QUESTIONS PRÉALABLES AU THÈME DE DIEU
I. PORTÉE DE LA QUESTION
Qu'est-ce que Dieu ? Cette question, en d'autres temps, ne
posait peut-être pas de problème, précise Benoît XVI ; pour nous, elle est
véritablement redevenue un problème. Que peut bien signifier ce mot
de « Dieu » ? Quelle réalité exprime-t-il ? Comment cette réalité se
présente-t-elle devant l'homme ? Si l'on voulait examiner la question avec
toute la rigueur nécessaire aujourd'hui, il faudrait entreprendre toute une
étude de la philosophie des religions : remonter aux sources de l'expérience
religieuse, expliquer le fait que le thème de Dieu domine toute l'histoire
de l'humanité, capable de susciter la passion des hommes aujourd'hui comme
hier - oui, aujourd'hui encore, où de tous côtés
retentit le cri de la « mort de Dieu ».
Par là même, le problème de Dieu reste posé avec toute sa force au milieu de
nous.
Quelle est l'origine de l'idée de « Dieu » dans l'humanité ?
quelles en sont les racines ? Comment expliquer que ce thème, apparemment le
plus superflu et le plus inutile, soit resté le thème le plus obsédant de
l'histoire ? Comment expliquer son apparition avec des formes si
radicalement différentes ? Certes, sous l'apparence déconcertante d'une
multiplicité extrême, on pourrait distinguer trois formes principales, avec
sans doute plusieurs variantes ; le monothéisme, le
polythéisme et l'athéisme, représentant en gros
les trois grandes options de l'humanité devant le problème de Dieu.

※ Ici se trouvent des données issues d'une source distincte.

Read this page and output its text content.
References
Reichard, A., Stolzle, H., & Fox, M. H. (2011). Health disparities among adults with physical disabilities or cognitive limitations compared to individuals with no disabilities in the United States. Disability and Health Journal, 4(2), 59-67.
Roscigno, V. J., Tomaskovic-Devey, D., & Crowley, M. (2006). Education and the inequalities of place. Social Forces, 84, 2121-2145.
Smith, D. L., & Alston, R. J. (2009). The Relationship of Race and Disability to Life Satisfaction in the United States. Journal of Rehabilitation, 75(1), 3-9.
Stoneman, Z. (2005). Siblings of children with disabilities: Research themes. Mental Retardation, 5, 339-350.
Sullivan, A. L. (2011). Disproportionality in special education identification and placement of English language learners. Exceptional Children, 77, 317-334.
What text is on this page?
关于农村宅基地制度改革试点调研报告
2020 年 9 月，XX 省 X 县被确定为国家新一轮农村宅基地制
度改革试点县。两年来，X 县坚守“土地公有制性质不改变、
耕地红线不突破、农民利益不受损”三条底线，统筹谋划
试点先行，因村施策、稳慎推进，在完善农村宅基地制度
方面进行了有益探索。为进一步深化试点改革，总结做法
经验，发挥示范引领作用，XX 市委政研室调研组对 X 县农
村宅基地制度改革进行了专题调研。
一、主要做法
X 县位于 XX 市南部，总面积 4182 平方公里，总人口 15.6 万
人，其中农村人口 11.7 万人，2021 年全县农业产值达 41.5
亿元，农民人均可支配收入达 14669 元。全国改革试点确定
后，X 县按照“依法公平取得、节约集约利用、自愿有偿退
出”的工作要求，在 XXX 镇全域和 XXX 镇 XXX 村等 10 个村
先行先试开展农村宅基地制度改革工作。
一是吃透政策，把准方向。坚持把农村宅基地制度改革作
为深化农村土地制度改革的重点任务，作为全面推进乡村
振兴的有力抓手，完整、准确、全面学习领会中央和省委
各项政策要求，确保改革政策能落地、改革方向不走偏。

En fait, comme nous l'avons déjà noté, l'athéisme ne supprime qu'apparemment
la question de Dieu ; en réalité, c'est une manière de s'occuper de ce
problème, qui trahit très souvent une passion toute particulière de l'homme
à son sujet. Parmi les questions préliminaires fondamentales, il faudrait
ensuite mentionner les deux racines de l'expérience religieuse, auxquelles
la multiplicité des formes peut se ramener. Le spécialiste hollandais de la
phénoménologie des religions, Van der Leeuw, a souligné la tension de ces
deux sources dans ce paradoxe : dans l'histoire des religions, le dieu-fils
aurait précédé le dieu-père2.
Il faudrait dire plus exactement : le dieu-sauveur, le dieu-rédempteur vient
avant le dieu-créateur, encore qu'il ne faille pas prendre la formule dans
le sens d'une succession temporelle, dépourvue d'ailleurs de toute preuve.
Aussi loin que nous pouvons remonter dans l'histoire des religions, le thème
de Dieu revêt toujours les deux formes simultanées. Le mot « avant »
signifie tout au plus que, pour la religiosité concrète, pour l'intérêt
vital de l'homme, le dieu-sauveur passe avant le dieu-créateur.
A l'arrière-plan de ces deux représentations de Dieu, se
dessinent les deux sources de l'expérience religieuse ci-dessus mentionnées.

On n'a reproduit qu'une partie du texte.